"Well, he didn't know what he was talking about," asserted the little chap, with the supreme confidence of youth. "To get to Rockford you've got to go back."
"All that distance?" cried Grace. "We'll never make it in time."
"Isn't there a shorter way—some cross-road we can take?" inquired Betty.
"Who's got the candy?" inquired the little chap, evidently thinking that he had already earned some reward.
"Here!" said Grace, hopelessly, holding out an almost emptied box. "But please—please don't tell us we're lost."

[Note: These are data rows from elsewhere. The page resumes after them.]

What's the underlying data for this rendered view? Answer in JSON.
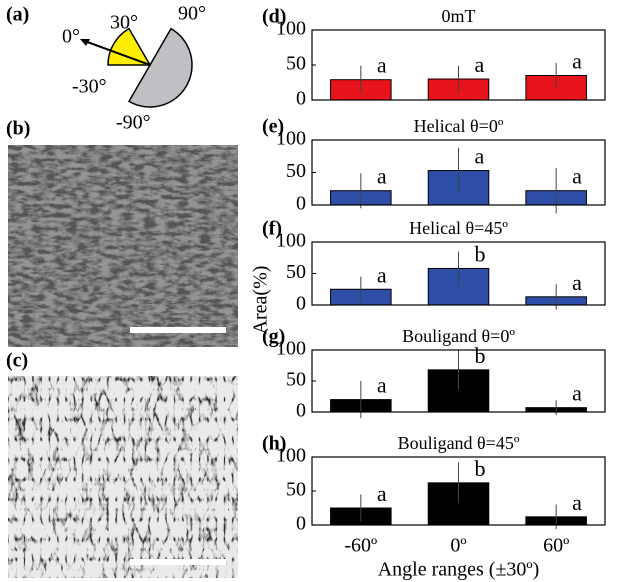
{
  "panel_labels": [
    "(a)",
    "(b)",
    "(c)"
  ],
  "angle_diagram": {
    "labels": [
      "0°",
      "30°",
      "90°",
      "-30°",
      "-90°"
    ]
  },
  "ylabel": "Area(%)",
  "chart_data": [
    {
      "type": "bar",
      "panel": "(d)",
      "title": "0mT",
      "categories": [
        null,
        null,
        null
      ],
      "values": [
        29,
        30,
        35
      ],
      "errors": [
        20,
        19,
        18
      ],
      "annotations": [
        "a",
        "a",
        "a"
      ],
      "color": "#e8141c",
      "ylim": [
        0,
        100
      ],
      "yticks": [
        0,
        50,
        100
      ]
    },
    {
      "type": "bar",
      "panel": "(e)",
      "title": "Helical θ=0º",
      "categories": [
        null,
        null,
        null
      ],
      "values": [
        22,
        53,
        22
      ],
      "errors": [
        27,
        35,
        35
      ],
      "annotations": [
        "a",
        "a",
        "a"
      ],
      "color": "#2f4ea8",
      "ylim": [
        0,
        100
      ],
      "yticks": [
        0,
        50,
        100
      ]
    },
    {
      "type": "bar",
      "panel": "(f)",
      "title": "Helical θ=45º",
      "categories": [
        null,
        null,
        null
      ],
      "values": [
        25,
        58,
        13
      ],
      "errors": [
        20,
        27,
        20
      ],
      "annotations": [
        "a",
        "b",
        "a"
      ],
      "color": "#2f4ea8",
      "ylim": [
        0,
        100
      ],
      "yticks": [
        0,
        50,
        100
      ]
    },
    {
      "type": "bar",
      "panel": "(g)",
      "title": "Bouligand θ=0º",
      "categories": [
        null,
        null,
        null
      ],
      "values": [
        20,
        68,
        7
      ],
      "errors": [
        30,
        32,
        12
      ],
      "annotations": [
        "a",
        "b",
        "a"
      ],
      "color": "#000000",
      "ylim": [
        0,
        100
      ],
      "yticks": [
        0,
        50,
        100
      ]
    },
    {
      "type": "bar",
      "panel": "(h)",
      "title": "Bouligand θ=45º",
      "categories": [
        "-60º",
        "0º",
        "60º"
      ],
      "xlabel": "Angle ranges (±30º)",
      "values": [
        25,
        62,
        12
      ],
      "errors": [
        20,
        30,
        18
      ],
      "annotations": [
        "a",
        "b",
        "a"
      ],
      "color": "#000000",
      "ylim": [
        0,
        100
      ],
      "yticks": [
        0,
        50,
        100
      ]
    }
  ]
}
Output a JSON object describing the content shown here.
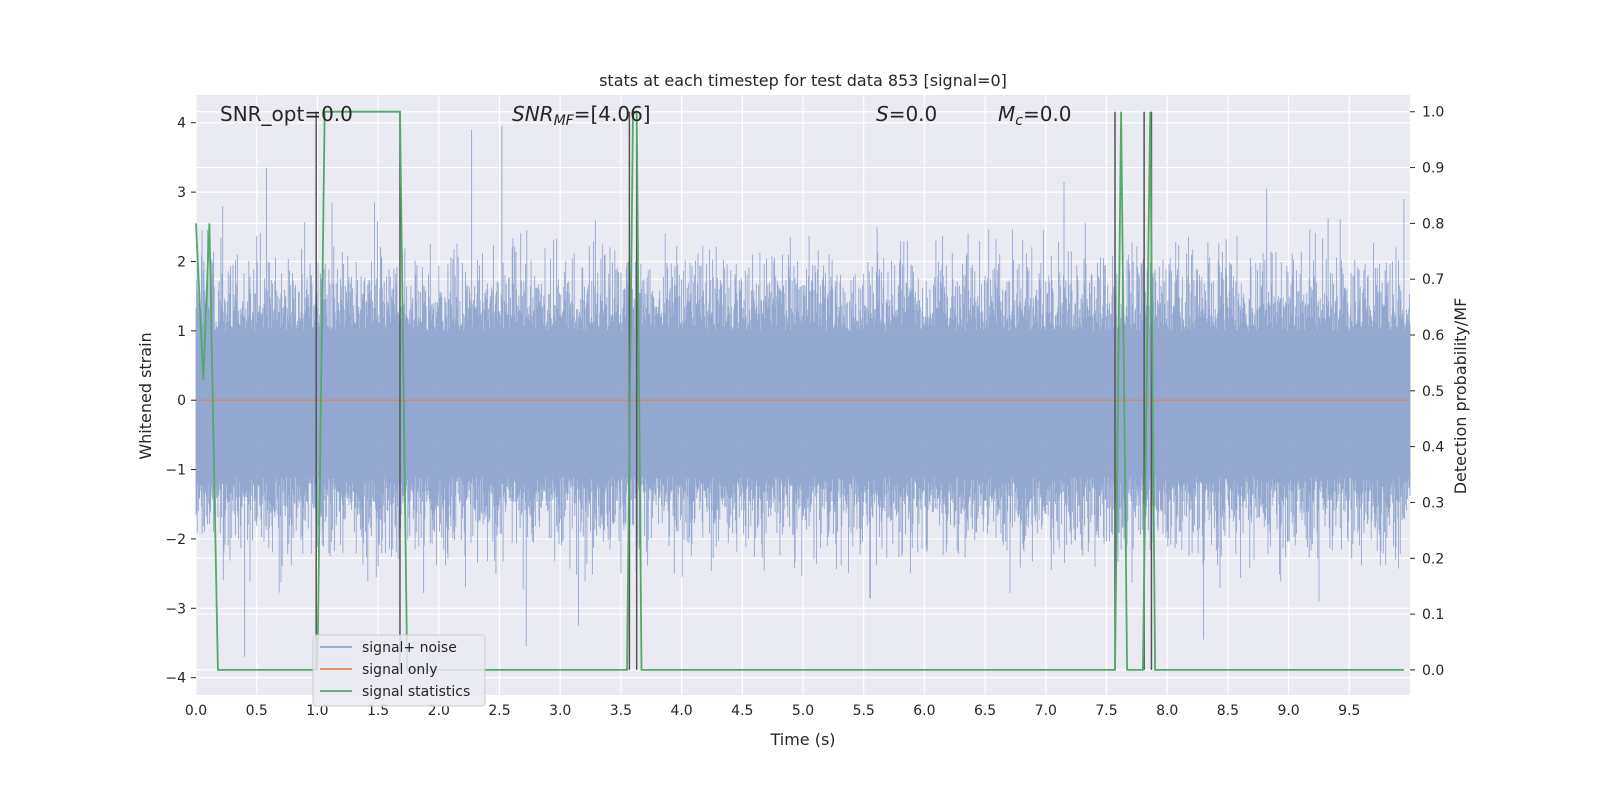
{
  "chart_data": {
    "type": "line",
    "title": "stats at each timestep for test data 853 [signal=0]",
    "xlabel": "Time (s)",
    "ylabel": "Whitened strain",
    "y2label": "Detection probability/MF",
    "xlim": [
      0,
      10
    ],
    "ylim": [
      -4.25,
      4.4
    ],
    "y2lim": [
      -0.045,
      1.03
    ],
    "x_ticks": [
      "0.0",
      "0.5",
      "1.0",
      "1.5",
      "2.0",
      "2.5",
      "3.0",
      "3.5",
      "4.0",
      "4.5",
      "5.0",
      "5.5",
      "6.0",
      "6.5",
      "7.0",
      "7.5",
      "8.0",
      "8.5",
      "9.0",
      "9.5"
    ],
    "y_ticks": [
      "4",
      "3",
      "2",
      "1",
      "0",
      "−1",
      "−2",
      "−3",
      "−4"
    ],
    "y2_ticks": [
      "1.0",
      "0.9",
      "0.8",
      "0.7",
      "0.6",
      "0.5",
      "0.4",
      "0.3",
      "0.2",
      "0.1",
      "0.0"
    ],
    "grid": true,
    "legend_position": "lower-left",
    "annotations": {
      "snr_opt": "SNR_opt=0.0",
      "snr_mf_main": "SNR",
      "snr_mf_sub": "MF",
      "snr_mf_value": "=[4.06]",
      "s_main": "S",
      "s_value": "=0.0",
      "mc_main": "M",
      "mc_sub": "c",
      "mc_value": "=0.0"
    },
    "series": [
      {
        "name": "signal+ noise",
        "color": "#8fa3cd",
        "axis": "left",
        "description": "dense noisy whitened strain, roughly -1.5..1.3 band with spikes",
        "spikes": [
          {
            "x": 0.1,
            "y": 2.1
          },
          {
            "x": 0.22,
            "y": 2.8
          },
          {
            "x": 0.4,
            "y": -3.7
          },
          {
            "x": 0.58,
            "y": 3.35
          },
          {
            "x": 1.12,
            "y": 2.85
          },
          {
            "x": 1.47,
            "y": 2.85
          },
          {
            "x": 2.27,
            "y": 3.9
          },
          {
            "x": 2.52,
            "y": 3.95
          },
          {
            "x": 2.72,
            "y": -3.55
          },
          {
            "x": 3.15,
            "y": -3.25
          },
          {
            "x": 5.55,
            "y": -2.85
          },
          {
            "x": 7.15,
            "y": 3.15
          },
          {
            "x": 8.3,
            "y": -3.45
          },
          {
            "x": 8.82,
            "y": 3.05
          },
          {
            "x": 9.25,
            "y": -2.9
          },
          {
            "x": 9.95,
            "y": 2.9
          }
        ]
      },
      {
        "name": "signal only",
        "color": "#dd8452",
        "axis": "left",
        "x": [
          0,
          10
        ],
        "y": [
          0,
          0
        ]
      },
      {
        "name": "signal statistics",
        "color": "#55a868",
        "axis": "right",
        "x": [
          0,
          0.06,
          0.11,
          0.18,
          1.0,
          1.06,
          1.68,
          1.74,
          3.55,
          3.6,
          3.63,
          3.67,
          7.57,
          7.62,
          7.67,
          7.8,
          7.86,
          7.9,
          9.95
        ],
        "y": [
          0.8,
          0.52,
          0.8,
          0.0,
          0.0,
          1.0,
          1.0,
          0.0,
          0.0,
          1.0,
          1.0,
          0.0,
          0.0,
          1.0,
          0.0,
          0.0,
          1.0,
          0.0,
          0.0
        ]
      }
    ],
    "vertical_markers": {
      "color": "#555555",
      "x": [
        0.99,
        1.68,
        3.57,
        3.63,
        7.57,
        7.81,
        7.87
      ]
    }
  },
  "colors": {
    "plot_background": "#eaeaf2",
    "grid": "#ffffff"
  }
}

"Oh, you ain't exactly lost!" exclaimed the urchin, with a grin. "I live just down the road a piece, and it's only a mile to Bakersville. That's a good town. They got a movin' picture show there. I went onct!"
"Did you indeed?" said Betty. "But we can't go there. Isn't there some way of getting to Rockford without going all the way back to the fork? Why, it's miles and miles!"
"I wish I had that man here who directed us wrongly!" exclaimed Mollie, with a flash of her dark eyes. "I—I'd make him get a carriage and drive us to your aunt's house, Betty."
"That would not be revenge enough," declared Grace. "He ought to be made to buy us each a box of the best chocolates."
"Nothing like making the punishment fit the crime," murmured Betty.